Wat is het?
Het scafoid is een van de 8 handwortelbeentjes en is gelegen in het verlengde van de duim. Het is essentieel om de normale verhouding tussen de verschillende handwortelbeentjes te bewaren.
Wat is het ongevalsmechanisme?
Een val op de uitgestrekte hand waardoor er een overstrekking van de pols gebeurt.
Wat zijn de symptomen?
Pijn en zwelling in de anatomische snuifdoos. Dit is de natuurlijke inkeping aan de basis van de duim die wordt gevormd door de strekpezen van de duim.
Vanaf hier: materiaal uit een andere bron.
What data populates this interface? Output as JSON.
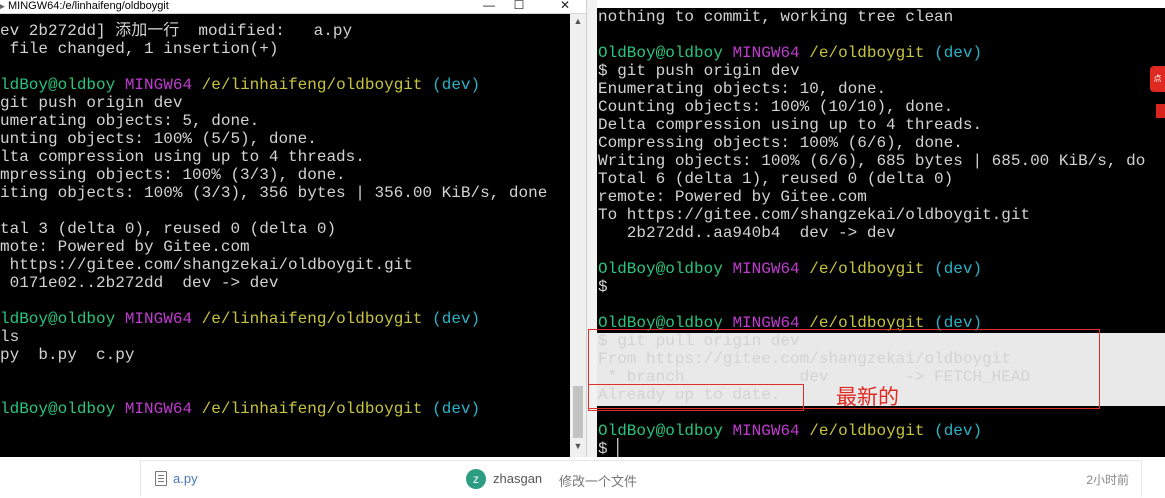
{
  "left_window": {
    "title": "MINGW64:/e/linhaifeng/oldboygit",
    "controls": {
      "minimize": "—",
      "maximize": "☐",
      "close": "✕"
    },
    "scrollbar": {
      "up": "▲",
      "down": "▼"
    },
    "lines": [
      "ev 2b272dd] 添加一行  modified:   a.py",
      " file changed, 1 insertion(+)",
      "",
      {
        "user": "ldBoy@oldboy",
        "env": "MINGW64",
        "path": "/e/linhaifeng/oldboygit",
        "branch": "(dev)"
      },
      "git push origin dev",
      "umerating objects: 5, done.",
      "unting objects: 100% (5/5), done.",
      "lta compression using up to 4 threads.",
      "mpressing objects: 100% (3/3), done.",
      "iting objects: 100% (3/3), 356 bytes | 356.00 KiB/s, done",
      "",
      "tal 3 (delta 0), reused 0 (delta 0)",
      "mote: Powered by Gitee.com",
      " https://gitee.com/shangzekai/oldboygit.git",
      " 0171e02..2b272dd  dev -> dev",
      "",
      {
        "user": "ldBoy@oldboy",
        "env": "MINGW64",
        "path": "/e/linhaifeng/oldboygit",
        "branch": "(dev)"
      },
      "ls",
      "py  b.py  c.py",
      "",
      "",
      {
        "user": "ldBoy@oldboy",
        "env": "MINGW64",
        "path": "/e/linhaifeng/oldboygit",
        "branch": "(dev)"
      }
    ]
  },
  "right_window": {
    "lines": [
      "nothing to commit, working tree clean",
      "",
      {
        "user": "OldBoy@oldboy",
        "env": "MINGW64",
        "path": "/e/oldboygit",
        "branch": "(dev)"
      },
      "$ git push origin dev",
      "Enumerating objects: 10, done.",
      "Counting objects: 100% (10/10), done.",
      "Delta compression using up to 4 threads.",
      "Compressing objects: 100% (6/6), done.",
      "Writing objects: 100% (6/6), 685 bytes | 685.00 KiB/s, do",
      "Total 6 (delta 1), reused 0 (delta 0)",
      "remote: Powered by Gitee.com",
      "To https://gitee.com/shangzekai/oldboygit.git",
      "   2b272dd..aa940b4  dev -> dev",
      "",
      {
        "user": "OldBoy@oldboy",
        "env": "MINGW64",
        "path": "/e/oldboygit",
        "branch": "(dev)"
      },
      "$",
      "",
      {
        "user": "OldBoy@oldboy",
        "env": "MINGW64",
        "path": "/e/oldboygit",
        "branch": "(dev)"
      },
      "$ git pull origin dev",
      "From https://gitee.com/shangzekai/oldboygit",
      " * branch            dev        -> FETCH_HEAD",
      "Already up to date.",
      "",
      {
        "user": "OldBoy@oldboy",
        "env": "MINGW64",
        "path": "/e/oldboygit",
        "branch": "(dev)"
      },
      "$ ▏"
    ]
  },
  "annotation": "最新的",
  "edge_badge": "点",
  "file_row": {
    "file_name": "a.py",
    "author_initial": "z",
    "author_name": "zhasgan",
    "commit_message": "修改一个文件",
    "time": "2小时前"
  },
  "colors": {
    "user_host": "#29c47d",
    "mingw": "#c03bd0",
    "path": "#c7c43e",
    "branch": "#2ab3c7",
    "highlight": "#e0302a"
  }
}
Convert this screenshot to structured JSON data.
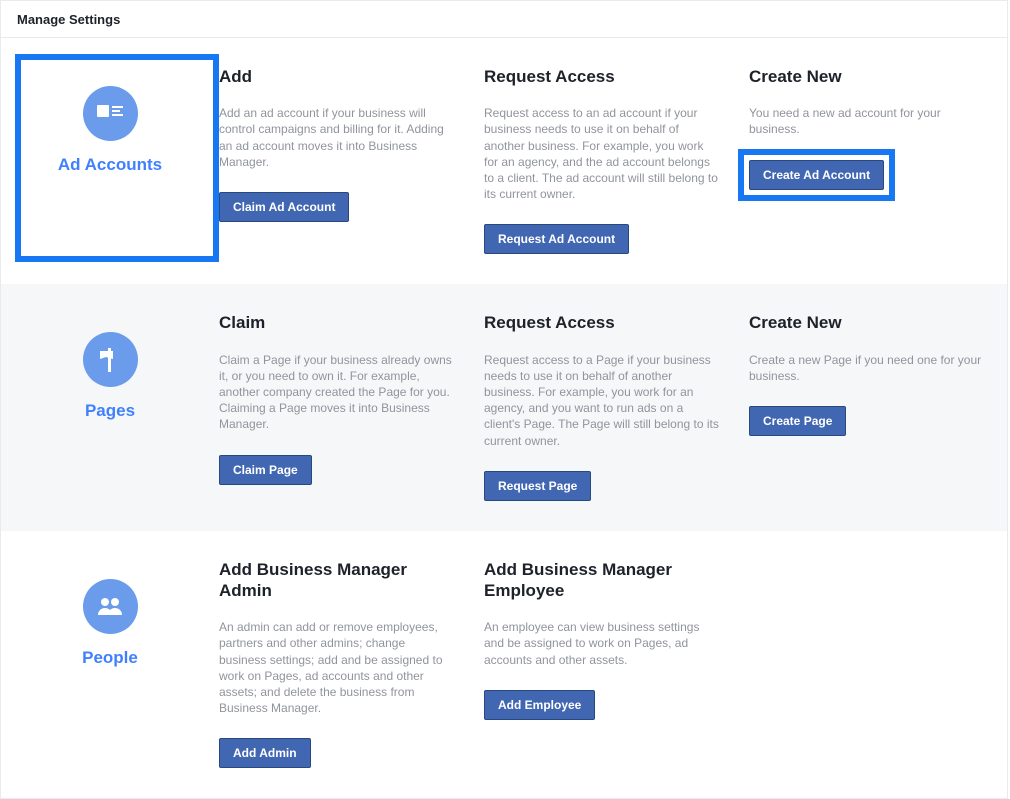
{
  "header": {
    "title": "Manage Settings"
  },
  "sections": {
    "adAccounts": {
      "label": "Ad Accounts",
      "add": {
        "title": "Add",
        "desc": "Add an ad account if your business will control campaigns and billing for it. Adding an ad account moves it into Business Manager.",
        "button": "Claim Ad Account"
      },
      "request": {
        "title": "Request Access",
        "desc": "Request access to an ad account if your business needs to use it on behalf of another business. For example, you work for an agency, and the ad account belongs to a client. The ad account will still belong to its current owner.",
        "button": "Request Ad Account"
      },
      "create": {
        "title": "Create New",
        "desc": "You need a new ad account for your business.",
        "button": "Create Ad Account"
      }
    },
    "pages": {
      "label": "Pages",
      "claim": {
        "title": "Claim",
        "desc": "Claim a Page if your business already owns it, or you need to own it. For example, another company created the Page for you. Claiming a Page moves it into Business Manager.",
        "button": "Claim Page"
      },
      "request": {
        "title": "Request Access",
        "desc": "Request access to a Page if your business needs to use it on behalf of another business. For example, you work for an agency, and you want to run ads on a client's Page. The Page will still belong to its current owner.",
        "button": "Request Page"
      },
      "create": {
        "title": "Create New",
        "desc": "Create a new Page if you need one for your business.",
        "button": "Create Page"
      }
    },
    "people": {
      "label": "People",
      "admin": {
        "title": "Add Business Manager Admin",
        "desc": "An admin can add or remove employees, partners and other admins; change business settings; add and be assigned to work on Pages, ad accounts and other assets; and delete the business from Business Manager.",
        "button": "Add Admin"
      },
      "employee": {
        "title": "Add Business Manager Employee",
        "desc": "An employee can view business settings and be assigned to work on Pages, ad accounts and other assets.",
        "button": "Add Employee"
      }
    }
  }
}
Soms wordt deze pijn ten onrechte miskend als een polsverstuiking. De symptomen verbeteren meestal gedurende de weken na het ongeval, maar de breuk geneest meestal niet spontaan. Het risico op laattijdige polsartrose ten gevolge van een niet behandelde fractuur is dan ook reëel.
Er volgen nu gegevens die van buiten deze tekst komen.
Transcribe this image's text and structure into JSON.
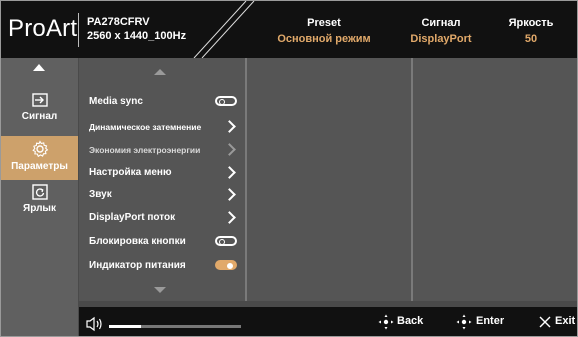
{
  "header": {
    "brand": "ProArt",
    "model": "PA278CFRV",
    "resolution": "2560 x 1440_100Hz",
    "preset": {
      "label": "Preset",
      "value": "Основной режим"
    },
    "signal": {
      "label": "Сигнал",
      "value": "DisplayPort"
    },
    "brightness": {
      "label": "Яркость",
      "value": "50"
    }
  },
  "sidebar": {
    "items": [
      {
        "label": "Сигнал",
        "icon": "input-signal-icon"
      },
      {
        "label": "Параметры",
        "icon": "gear-icon",
        "active": true
      },
      {
        "label": "Ярлык",
        "icon": "shortcut-icon"
      }
    ]
  },
  "menu": {
    "items": [
      {
        "label": "Media sync",
        "control": "toggle-off"
      },
      {
        "label": "Динамическое затемнение",
        "control": "chevron"
      },
      {
        "label": "Экономия электроэнергии",
        "control": "chevron-disabled"
      },
      {
        "label": "Настройка меню",
        "control": "chevron"
      },
      {
        "label": "Звук",
        "control": "chevron"
      },
      {
        "label": "DisplayPort поток",
        "control": "chevron"
      },
      {
        "label": "Блокировка кнопки",
        "control": "toggle-off"
      },
      {
        "label": "Индикатор питания",
        "control": "toggle-on"
      }
    ]
  },
  "footer": {
    "volume_fraction": 0.24,
    "back_label": "Back",
    "enter_label": "Enter",
    "exit_label": "Exit"
  },
  "colors": {
    "accent": "#e1a96a",
    "active_tab": "#cda16b"
  }
}
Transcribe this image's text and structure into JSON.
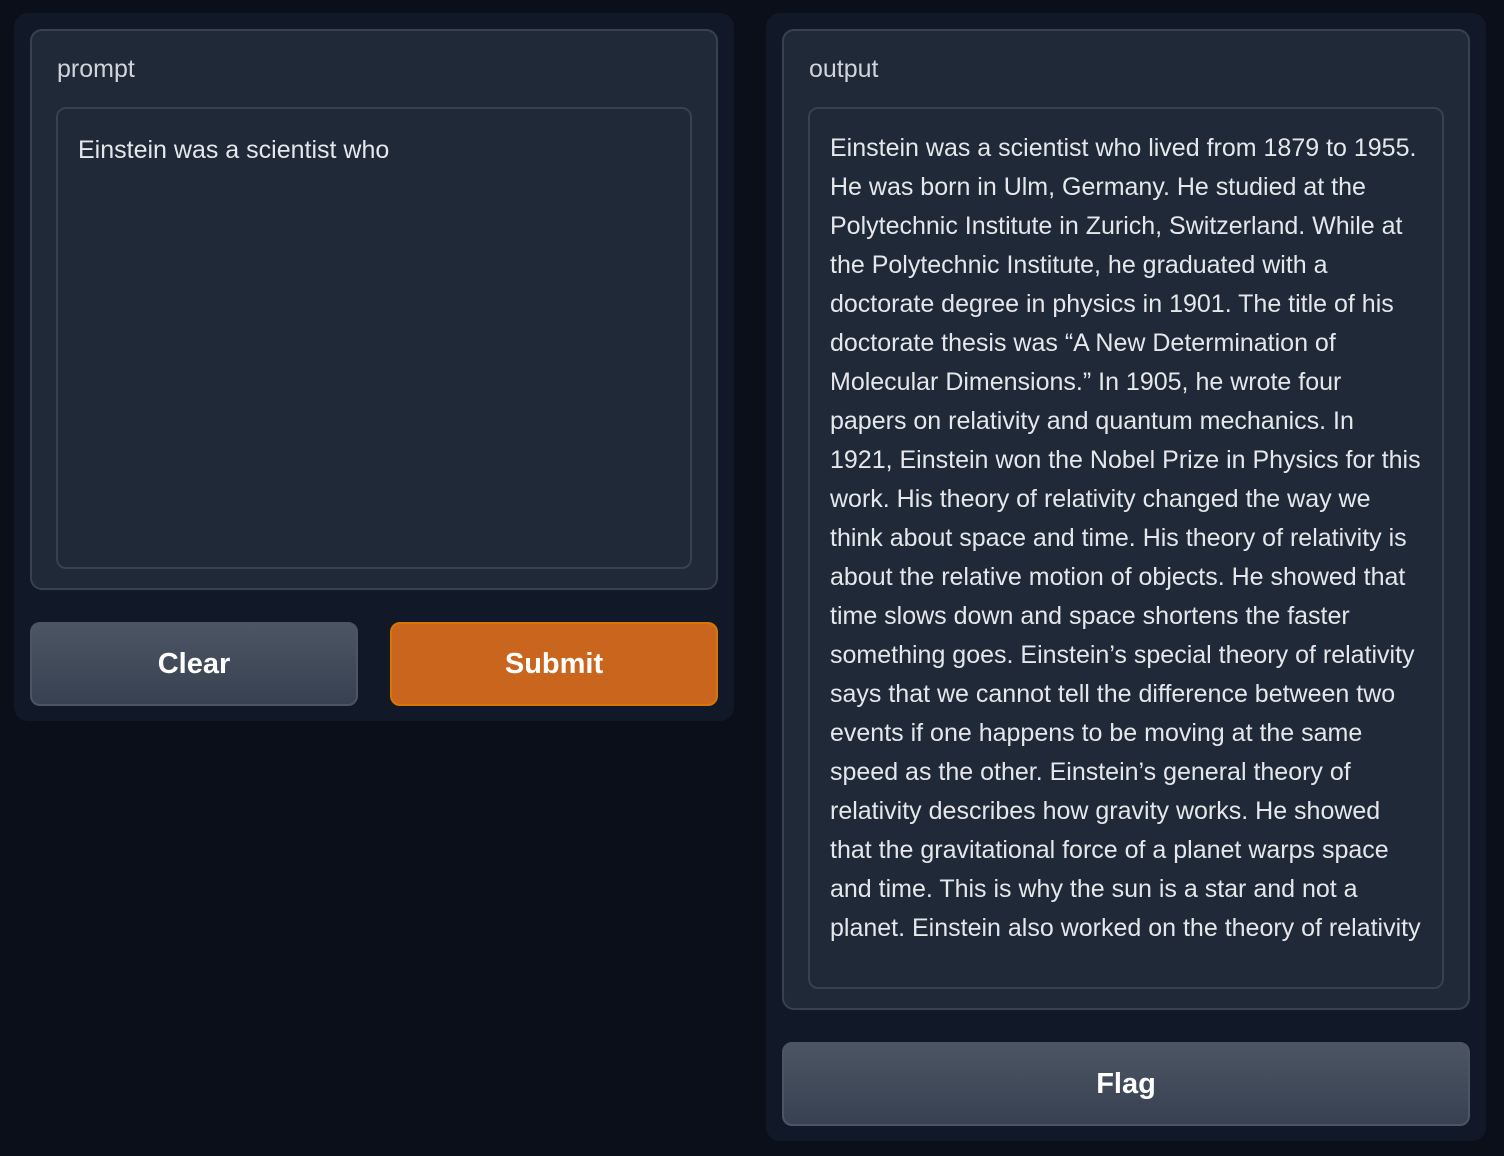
{
  "input_panel": {
    "label": "prompt",
    "value": "Einstein was a scientist who"
  },
  "output_panel": {
    "label": "output",
    "value": "Einstein was a scientist who lived from 1879 to 1955. He was born in Ulm, Germany. He studied at the Polytechnic Institute in Zurich, Switzerland. While at the Polytechnic Institute, he graduated with a doctorate degree in physics in 1901. The title of his doctorate thesis was “A New Determination of Molecular Dimensions.” In 1905, he wrote four papers on relativity and quantum mechanics. In 1921, Einstein won the Nobel Prize in Physics for this work. His theory of relativity changed the way we think about space and time. His theory of relativity is about the relative motion of objects. He showed that time slows down and space shortens the faster something goes. Einstein’s special theory of relativity says that we cannot tell the difference between two events if one happens to be moving at the same speed as the other. Einstein’s general theory of relativity describes how gravity works. He showed that the gravitational force of a planet warps space and time. This is why the sun is a star and not a planet. Einstein also worked on the theory of relativity"
  },
  "buttons": {
    "clear": "Clear",
    "submit": "Submit",
    "flag": "Flag"
  },
  "colors": {
    "background": "#0b0f19",
    "panel": "#1f2937",
    "primary_button": "#c9651c",
    "secondary_button": "#4b5563"
  }
}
Hoe wordt de diagnose gesteld?
Bij vermoeden van een scafoidfractuur worden radiografische opnames van de pols gemaakt, aangevuld met specifieke opnames van het scafoid.
Frequent is er ondanks een normale radiografie toch een onderliggende scafoidfractuur aanwezig (1 kans op 6). De radiografies kunnen dan gedurende enkele weken normaal blijven. Daarom wordt bij vermoeden van een scafoid fractuur met normale radiografies best een CT-scan uitgevoerd. Een conebeam CT-scan met coupes in lijn met de lengte-as van het scafoid is te verkiezen en stelt de diagnose met een betrouwbaarheid van 94%.
Wat is de behandeling?
Verplaatste fracturen dienen steeds operatief te worden behandeld. De breuk wordt op zijn plaats gezet en vervolgens gefixeerd met een schroef centraal in het scafoid. Er wordt een speciale schroef gebruikt die de breukstukken comprimeert en bovendien volledig in het bot verzinkt. Deze schroef hoeft daarom in de regel niet meer te worden verwijderd.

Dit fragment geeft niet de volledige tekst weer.